Here’s what the Flickr homepage looked like for nearly five years after the 2008 redesign, (courtesy of CNET):

Here’s what logged-in users see on the Flickr homepage today:

Right now, it seems that Flickr is just showing the most recent photos from my network, without curating them with data metrics (such as number of views, favorites, comments) to ensure that the photo is also interesting. But I’m already more interested in my network than I’ve ever been.

When Flickr introduced its new mobile app late last year, that actually bolstered my opinion that the service was in its final year, because the new app seemed like the very epitome of a hasty ohmygod-lets-just-do-something plan: “maybe if we add filters, users will come back to us.” But this week’s changes give some assurance that someone in charge really cares about making Flickr relevant again. The photo-centric design and the (practically) limitless storage space are absolutely critical to the way people use photo services. Flickr’s previous limit of 200 photos for non-pro users was made Flickr completely useless in a technological era where the average smartphone user produces 200 (relatively) likeable photos in a couple of weeks.

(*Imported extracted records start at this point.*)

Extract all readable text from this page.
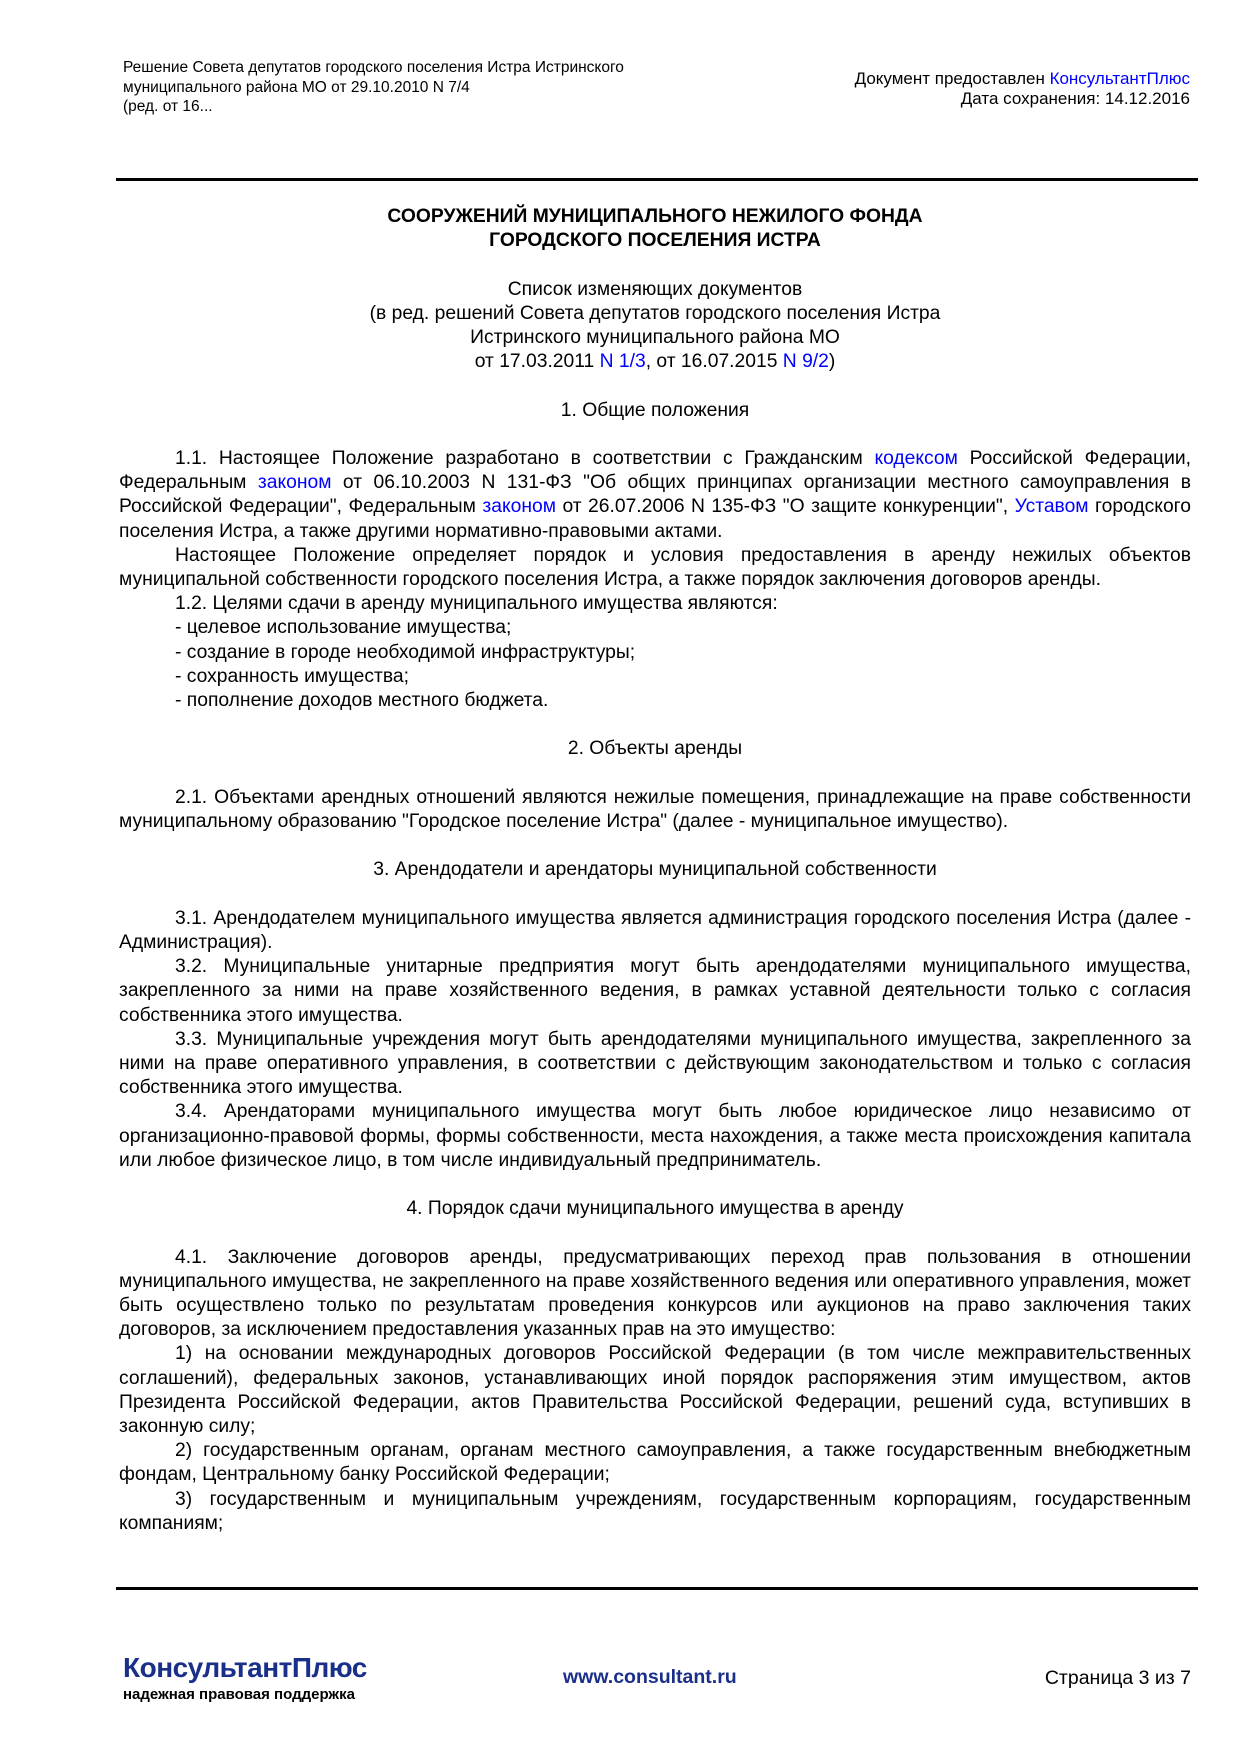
Решение Совета депутатов городского поселения Истра Истринского
муниципального района МО от 29.10.2010 N 7/4
(ред. от 16...
Документ предоставлен КонсультантПлюс
Дата сохранения: 14.12.2016
СООРУЖЕНИЙ МУНИЦИПАЛЬНОГО НЕЖИЛОГО ФОНДА
ГОРОДСКОГО ПОСЕЛЕНИЯ ИСТРА
Список изменяющих документов
(в ред. решений Совета депутатов городского поселения Истра
Истринского муниципального района МО
от 17.03.2011 N 1/3, от 16.07.2015 N 9/2)
1. Общие положения
1.1. Настоящее Положение разработано в соответствии с Гражданским кодексом Российской Федерации, Федеральным законом от 06.10.2003 N 131-ФЗ "Об общих принципах организации местного самоуправления в Российской Федерации", Федеральным законом от 26.07.2006 N 135-ФЗ "О защите конкуренции", Уставом городского поселения Истра, а также другими нормативно-правовыми актами.
Настоящее Положение определяет порядок и условия предоставления в аренду нежилых объектов муниципальной собственности городского поселения Истра, а также порядок заключения договоров аренды.
1.2. Целями сдачи в аренду муниципального имущества являются:
- целевое использование имущества;
- создание в городе необходимой инфраструктуры;
- сохранность имущества;
- пополнение доходов местного бюджета.
2. Объекты аренды
2.1. Объектами арендных отношений являются нежилые помещения, принадлежащие на праве собственности муниципальному образованию "Городское поселение Истра" (далее - муниципальное имущество).
3. Арендодатели и арендаторы муниципальной собственности
3.1. Арендодателем муниципального имущества является администрация городского поселения Истра (далее - Администрация).
3.2. Муниципальные унитарные предприятия могут быть арендодателями муниципального имущества, закрепленного за ними на праве хозяйственного ведения, в рамках уставной деятельности только с согласия собственника этого имущества.
3.3. Муниципальные учреждения могут быть арендодателями муниципального имущества, закрепленного за ними на праве оперативного управления, в соответствии с действующим законодательством и только с согласия собственника этого имущества.
3.4. Арендаторами муниципального имущества могут быть любое юридическое лицо независимо от организационно-правовой формы, формы собственности, места нахождения, а также места происхождения капитала или любое физическое лицо, в том числе индивидуальный предприниматель.
4. Порядок сдачи муниципального имущества в аренду
4.1. Заключение договоров аренды, предусматривающих переход прав пользования в отношении муниципального имущества, не закрепленного на праве хозяйственного ведения или оперативного управления, может быть осуществлено только по результатам проведения конкурсов или аукционов на право заключения таких договоров, за исключением предоставления указанных прав на это имущество:
1) на основании международных договоров Российской Федерации (в том числе межправительственных соглашений), федеральных законов, устанавливающих иной порядок распоряжения этим имуществом, актов Президента Российской Федерации, актов Правительства Российской Федерации, решений суда, вступивших в законную силу;
2) государственным органам, органам местного самоуправления, а также государственным внебюджетным фондам, Центральному банку Российской Федерации;
3) государственным и муниципальным учреждениям, государственным корпорациям, государственным компаниям;
КонсультантПлюс
надежная правовая поддержка
www.consultant.ru	Страница 3 из 7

And the redesign makes Flickr a real home for photos, not just a storage box. For awhile, I’ve half-assedly maintained a set of my “favorite” photos, about 500 of the 8,500 I’ve dumped on Flickr so far. My favorites set wasn’t a place to show off (the album design was as plain as the old photostream design), but merely triage for my photo archive before I finally got around to quitting Flickr to move to an attractive portfolio site. But with the new design, my photoset pages are just about good enough to be portfolio pages:

Part of my “favorites” set

To give you an idea of how little I navigated my own Flickr collections – i.e how important the interface is to the photo browsing experience – my first thought when looking through my set of favorites after the redesign wasn’t, “These photos look nice,” but: “Wow, I don’t even remember taking some of these photos.”

Even though the Tumblr acquisition is the big news this week, kudos to the Flickr team for their own big changes and their big ambitions.